Mukund Padmanabhan in The Hindu:

The choice of India as the Guest of Honour (for an unprecedented second time, the first in 1986) is invariably explained in economic terms — as a country “on the rise”, as a potentially huge market. Regrettably, literary prowess is mentioned almost as an aside…..
With 70 invited writers, a cultural show and a Dilli Haat crafts bazaar, India makes its presence adequately felt. But one wished that the country’s exhibitors had put in a little more thought and effort into doing up their stands. A few posters are pretty much all that is there by way of decoration. In contrast, Hall 8 — where the U.S. and the English publishers are on display — is a pleasure to walk through. The care that has gone into the designing of almost every stand invites you to stop… and look.

In the Indian Express, TLM’s editor, Antara Dev Sen, asks, “Have we progressed since 1986?”

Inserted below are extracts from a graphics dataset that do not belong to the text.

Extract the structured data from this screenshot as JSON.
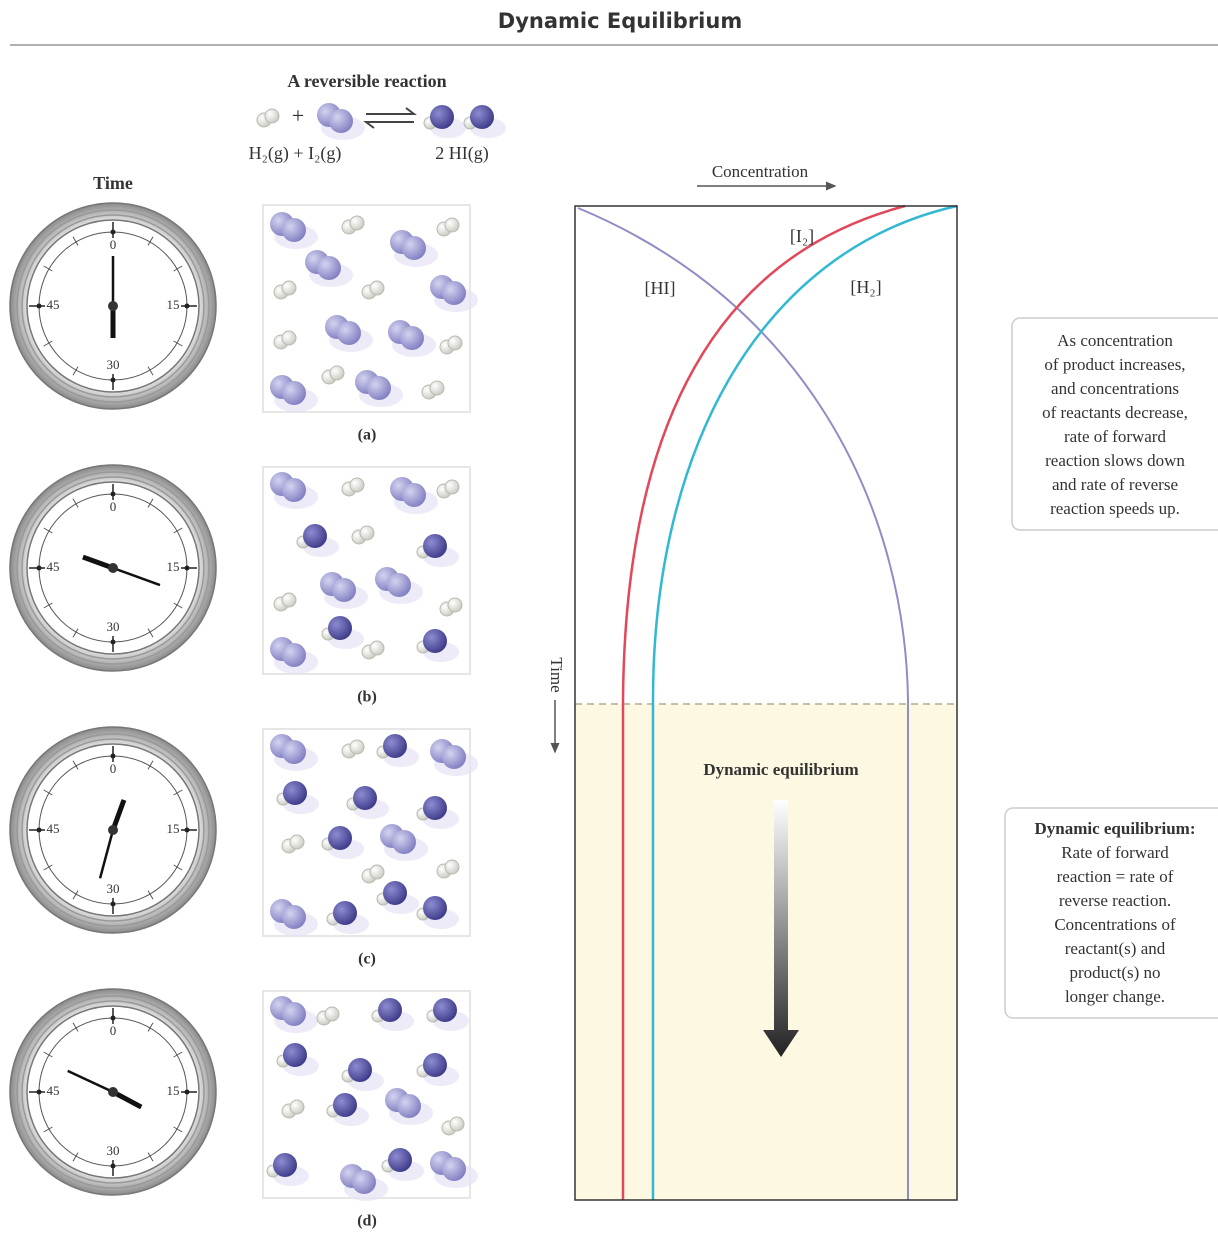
{
  "header": {
    "title": "Dynamic Equilibrium"
  },
  "reaction": {
    "title": "A reversible reaction",
    "reactants": "H₂(g) + I₂(g)",
    "products": "2 HI(g)",
    "plus": "+"
  },
  "time_label": "Time",
  "clock_labels": [
    "0",
    "15",
    "30",
    "45"
  ],
  "panels": [
    {
      "label": "(a)"
    },
    {
      "label": "(b)"
    },
    {
      "label": "(c)"
    },
    {
      "label": "(d)"
    }
  ],
  "graph": {
    "x_label": "Concentration",
    "y_label": "Time",
    "curves": [
      {
        "label": "[I₂]"
      },
      {
        "label": "[HI]"
      },
      {
        "label": "[H₂]"
      }
    ],
    "region_label": "Dynamic equilibrium"
  },
  "callouts": [
    {
      "lines": [
        "As concentration",
        "of product increases,",
        "and concentrations",
        "of reactants decrease,",
        "rate of forward",
        "reaction slows down",
        "and rate of reverse",
        "reaction speeds up."
      ]
    },
    {
      "heading": "Dynamic equilibrium:",
      "lines": [
        "Rate of forward",
        "reaction = rate of",
        "reverse reaction.",
        "Concentrations of",
        "reactant(s) and",
        "product(s) no",
        "longer change."
      ]
    }
  ]
}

We lost a great opportunity at Frankfurt. We have scores of excellent writers trapped in their own regional languages. With proper translations, we could have brought them onto the world stage and flaunted our multi-lingual, multi-cultural literaryscape. In the long run, it would have worked better than parading cookery books, or throwing Karan Johar to the mob among cut-outs of Shahrukh Khan.